Running has helped one man fight his battle with the lung disease.
Steve Bell, 29, was diagnosed with Cystic Fibrosis, a chronic lung disease, at just three months old. His doctors described his illness as “failure to thrive.”
Since his diagnosis, the daily management of his disease has been a full-time job. He starts every morning with over an hour of nebulizer treatments while wearing “the vest,” which loosens and breaks up the mucus in his chest that, when built up, can make it nearly impossible to breathe. Over the course of the day he’ll take up to 100 pills, depending on how much he eats, to help his body absorb nutrients that are blocked by the mucus buildup.

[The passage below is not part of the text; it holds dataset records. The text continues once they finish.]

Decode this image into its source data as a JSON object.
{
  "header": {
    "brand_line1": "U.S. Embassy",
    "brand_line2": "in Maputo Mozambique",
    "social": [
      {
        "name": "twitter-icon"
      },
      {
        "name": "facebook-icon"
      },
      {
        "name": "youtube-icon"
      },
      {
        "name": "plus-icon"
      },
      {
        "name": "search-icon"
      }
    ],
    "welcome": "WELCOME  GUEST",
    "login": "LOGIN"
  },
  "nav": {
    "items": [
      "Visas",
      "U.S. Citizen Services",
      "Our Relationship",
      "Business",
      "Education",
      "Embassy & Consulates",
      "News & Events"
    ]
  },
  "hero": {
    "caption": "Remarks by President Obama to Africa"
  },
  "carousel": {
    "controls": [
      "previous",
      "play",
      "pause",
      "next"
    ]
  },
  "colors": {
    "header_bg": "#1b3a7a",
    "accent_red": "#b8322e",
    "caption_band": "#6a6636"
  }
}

But the treatment that works best for Bell doesn’t come from a doctor’s recommendation or even a prescription. Bell says what has helped him defy and overcome Cystic Fibrosis is something much simpler than that. It’s running.

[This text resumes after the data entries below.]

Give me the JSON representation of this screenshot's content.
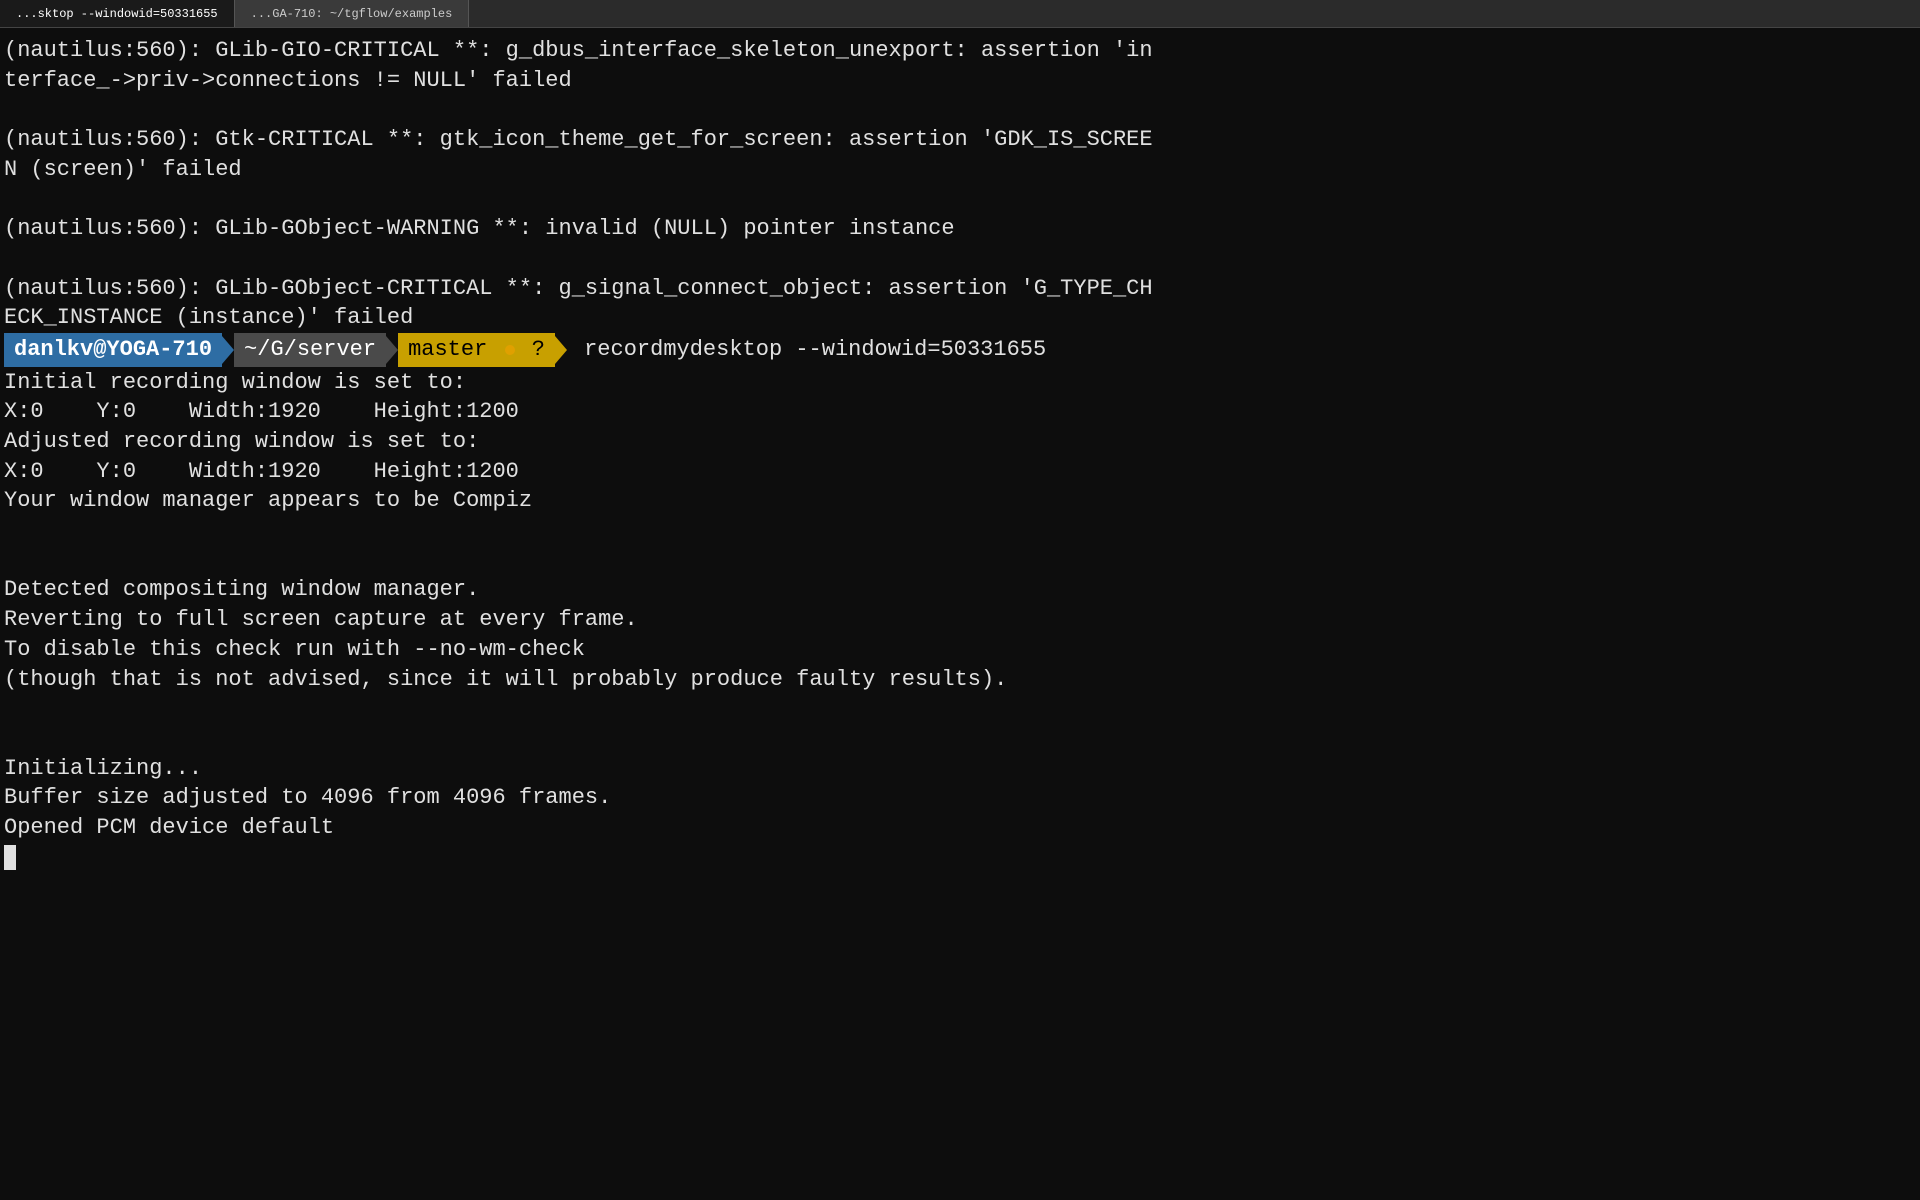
{
  "tabs": [
    {
      "id": "tab1",
      "label": "...sktop --windowid=50331655",
      "active": true
    },
    {
      "id": "tab2",
      "label": "...GA-710: ~/tgflow/examples",
      "active": false
    }
  ],
  "terminal": {
    "lines": [
      "(nautilus:560): GLib-GIO-CRITICAL **: g_dbus_interface_skeleton_unexport: assertion 'in",
      "terface_->priv->connections != NULL' failed",
      "",
      "(nautilus:560): Gtk-CRITICAL **: gtk_icon_theme_get_for_screen: assertion 'GDK_IS_SCREE",
      "N (screen)' failed",
      "",
      "(nautilus:560): GLib-GObject-WARNING **: invalid (NULL) pointer instance",
      "",
      "(nautilus:560): GLib-GObject-CRITICAL **: g_signal_connect_object: assertion 'G_TYPE_CH",
      "ECK_INSTANCE (instance)' failed"
    ],
    "prompt": {
      "user": "danlkv@YOGA-710",
      "dir": "~/G/server",
      "git_branch": "master",
      "git_dot": true,
      "git_question": "?",
      "command": "recordmydesktop --windowid=50331655"
    },
    "output_lines": [
      "Initial recording window is set to:",
      "X:0    Y:0    Width:1920    Height:1200",
      "Adjusted recording window is set to:",
      "X:0    Y:0    Width:1920    Height:1200",
      "Your window manager appears to be Compiz",
      "",
      "",
      "Detected compositing window manager.",
      "Reverting to full screen capture at every frame.",
      "To disable this check run with --no-wm-check",
      "(though that is not advised, since it will probably produce faulty results).",
      "",
      "",
      "Initializing...",
      "Buffer size adjusted to 4096 from 4096 frames.",
      "Opened PCM device default"
    ]
  }
}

“You lift weights to make your muscles stronger,” Bells says. “Well, it’s the same for the lungs. You run faster and longer; your lungs get stronger and stronger. It’s a critical component of my daily treatment. I do my hour of prescribed treatment like the nebulizers and the vest. But running is just as good if not a better form of therapy for my CF. Running has done so much more than just keep my lungs healthy. It’s kept my mind and body healthy.”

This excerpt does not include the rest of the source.